Médecins, pharmaciens, infirmiers, sages-femmes, kinésithérapeutes, dentistes : chacune de ces professions a un rôle à jouer dans la prévention des cancers. Les pharmaciens, qui démontrent une bonne connaissance des facteurs de risque, abordent pourtant moins souvent le sujet avec leurs patients, à l’exception notable de l’exposition aux ultraviolets (UV). En revanche, ils ciblent leurs recommandations et n’hésitent pas à évoquer le tabagisme (73 %), la pratique d’une activité physique régulière (52 %) ou l’alimentation (59 %) aux patients qu’ils jugent à risque. Les officinaux se révèlent d’ailleurs beaucoup plus prescripteurs de substituts nicotiniques que les autres professions (à l’exception du médecin), alors même que leur délivrance sans ordonnance ne permet toujours pas aux patients de bénéficier d’un remboursement par l’assurance-maladie.

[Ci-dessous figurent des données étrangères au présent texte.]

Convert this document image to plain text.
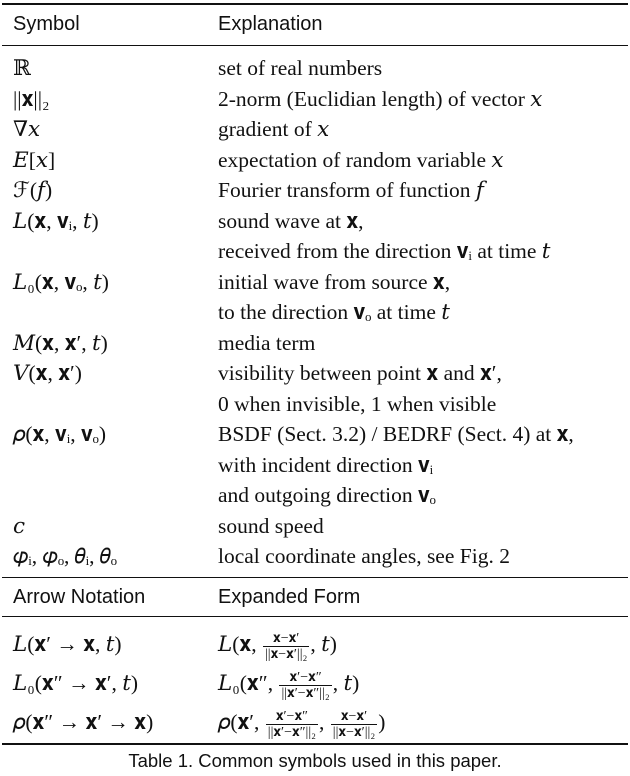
Symbol	Explanation
ℝ	set of real numbers
||𝐱||₂	2-norm (Euclidian length) of vector 𝑥
∇𝑥	gradient of 𝑥
𝐸[𝑥]	expectation of random variable 𝑥
ℱ(𝑓)	Fourier transform of function 𝑓
𝐿(𝐱, 𝐯ᵢ, 𝑡)	sound wave at 𝐱,
received from the direction 𝐯ᵢ at time 𝑡
𝐿₀(𝐱, 𝐯ₒ, 𝑡)	initial wave from source 𝐱,
to the direction 𝐯ₒ at time 𝑡
𝑀(𝐱, 𝐱′, 𝑡)	media term
𝑉(𝐱, 𝐱′)	visibility between point 𝐱 and 𝐱′,
0 when invisible, 1 when visible
𝜌(𝐱, 𝐯ᵢ, 𝐯ₒ)	BSDF (Sect. 3.2) / BEDRF (Sect. 4) at 𝐱,
with incident direction 𝐯ᵢ
and outgoing direction 𝐯ₒ
𝑐	sound speed
𝜑ᵢ, 𝜑ₒ, 𝜃ᵢ, 𝜃ₒ	local coordinate angles, see Fig. 2
Arrow Notation	Expanded Form
𝐿(𝐱′ → 𝐱, 𝑡)	𝐿(𝐱, $\frac{\text{𝐱−𝐱′}}{\text{||𝐱−𝐱′||₂}}$ , 𝑡)
𝐿₀(𝐱″ → 𝐱′, 𝑡)	𝐿₀(𝐱″, $\frac{\text{𝐱′−𝐱″}}{\text{||𝐱′−𝐱″||₂}}$ , 𝑡)
𝜌(𝐱″ → 𝐱′ → 𝐱)	𝜌(𝐱′, $\frac{\text{𝐱′−𝐱″}}{\text{||𝐱′−𝐱″||₂}}$ , $\frac{\text{𝐱−𝐱′}}{\text{||𝐱−𝐱′||₂}}$ )
Table 1. Common symbols used in this paper.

Selon l’étude menée par BVA pour l’INCa de novembre 2020 à janvier 2021 auprès de 900 professionnels de santé libéraux de moins de 55 ans, les pharmaciens (et les kinésithérapeutes) se sentent investis d’un rôle moins important que les autres soignants dans le dépistage des cancers. « Attention ! Il faut tenir compte de la date de l’enquête », souligne Sarah Derhy, cheffe de projets au département prévention de l’INCa. En effet, le rôle du pharmacien a été renforcé en la matière par le biais de la dernière convention pharmaceutique, signée en mars 2022. Néanmoins, avant même cette nouvelle convention, les pharmaciens se sentaient déjà investis d’un rôle de prévention dans le dépistage des papillomavirus humains (HPV) et quant à l’exposition aux UV. En revanche, ils ne se sentent pas à l’aise pour évoquer la consommation excessive d’alcool, « mais il s’agit du facteur de risque le plus difficile à aborder, qui plus est en dehors d’un espace de confidentialité », note Sarah Derhy.
Freins et leviers
Le format de l’échange avec le patient, hors consultation, est l’un des freins le plus souvent mis en avant par les pharmaciens quant à leur engagement dans la prévention des cancers, juste après le déni des patients. Parce qu’ils se sentent moins légitimes que d’autres, les confrères craignent d’altérer les relations avec leurs patients en abordant certains sujets. Quant aux sources d’information pour être à jour sur la prévention des cancers, les pharmaciens se distinguent là encore des autres soignants en se tournant assez peu vers les sites institutionnels mais en privilégiant nettement la presse professionnelle.
Pour développer leur pratique, ils donnent la priorité à une rémunération spécifique pour les missions de prévention (46 %), une revendication que l’on retrouve chez tous les soignants, médecins (61 %), sages-femmes (56 %) et dentistes (54 %) en tête. Ils appellent aussi à des campagnes de communication grand public (37 %), à un travail davantage en équipe pluriprofessionnelle (31 %) et à des rappels automatiques intégrés aux dossiers des patients (24 %), mais sont assez peu friands des brochures à remettre à leur patientèle.
* D’après un atelier animé par l’INCa lors de la Journée nationale des URPS pharmaciens, le 13 avril dernier.